Janganlah salah seorang kalian mandi di dalam air yang tenang (yaitu air yang diam tergenang, dan disebutkan sifatnya yaitu yang tidak mengalir) sedang ia junub (Muslim meriwayatkannya dengan lafazh ini) di dalamnya (menunjukkan bahwa janganlah ia mandi dengan menyelam di dalamnya, dan bisa juga menunjukkan bahwa janganlah ia mengambil darinya lalu mandi di luar) janganlah ia mandi (menunjukkan bahwa larangan melakukan kedua hal tersebut secara tersendiri, sebagaimana dua kemungkinan yang pertama dalam riwayat) kemudian ia mandi darinya.

Tafsir Hadits

Abu Daud berkata dalam Asy Syarh, “Larangan ini jika pada air yang banyak menunjukkan makruh, dan jika pada air yang sedikit menunjukkan haram.” Ada yang berpendapat, bahwa berdasarkan hal tersebut dapat menjadikan penggunaan lafazh larangan tersebut secara hakiki dan majazi.

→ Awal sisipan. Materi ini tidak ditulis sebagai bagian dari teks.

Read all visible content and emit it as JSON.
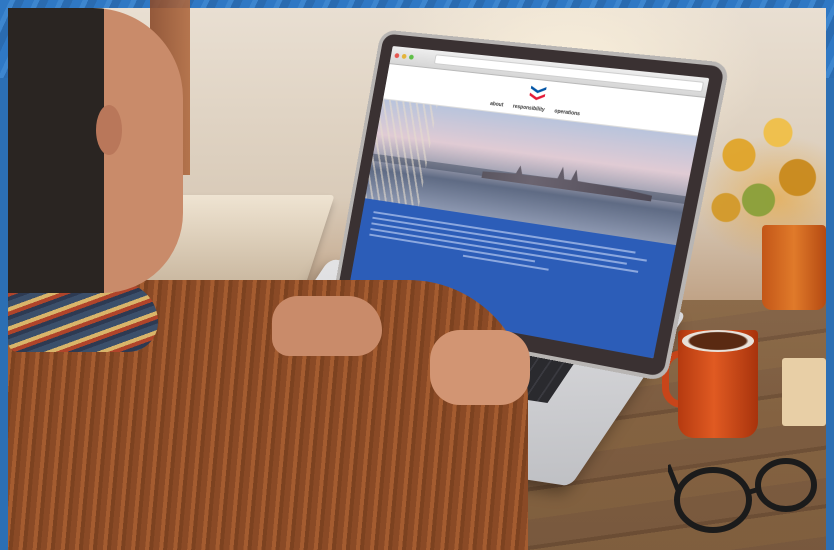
{
  "scene": {
    "description_alt": "",
    "accent_colors": {
      "blue_band": "#2c5db8",
      "sweater": "#a45c30",
      "mug": "#e05a22",
      "logo_blue": "#0054a6",
      "logo_red": "#e31937"
    }
  },
  "website": {
    "brand": "Chevron",
    "nav": [
      "about",
      "responsibility",
      "operations"
    ]
  }
}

Maka yang lebih baik adalah keumuman majaz dan larangan tersebut digunakan pada makna tidak melakukannya yang mengandung unsur keharaman dan kemakruhan melakukannya.

Adapun hukum air diam yang tidak mengalir, najisnya air sebab bercampur dengan air seni, atau larangan mandi junub di dalamnya, menurut mereka yang berpendapat bahwa air tidak najis melainkan jika salah satu sifatnya berubah, larangan penggunaannya itu bersifat ta’abbudi dan air tetap suci. Ini adalah pendapat Malikiyah yang membolehkan bersuci dengannya, karena larangan tersebut menurut mereka hanyalah menunjukkan makruh. Sedangkan menurut Azh Zhahiriyyah adalah haram. Meskipun larangan tersebut ta’abbudi dan bukan lantaran najis, akan tetapi pada dasarnya setiap larangan itu menunjukkan haram. Dan menurut yang membedakan antara air sedikit dengan air yang banyak, “Jika air itu banyak, maka ia dikembalikan pada asalnya dalam membatasinya, jika tidak berubah salah satu sifatnya berarti ia suci dan dalil atas kesuciannya adalah takhshish (pengkhususan) keumumannya”. Tetapi pendapat ini dapat dibantah, “Jika kalian mengatakan bahwa larangan yang menunjukkan makruh tersebut adalah pada air yang banyak, maka tidak boleh membatasinya lantaran keumuman hadits dalam bab ini, dan jika air itu sedikit maka dalam membatasinya dikembalikan kepada asalnya, maka larangan menggunakannya menunjukkan keharaman, karena ia tidak suci dan tidak menyucikan.” Ini menurut prinsip mereka bahwa larangan tersebut lantaran najis.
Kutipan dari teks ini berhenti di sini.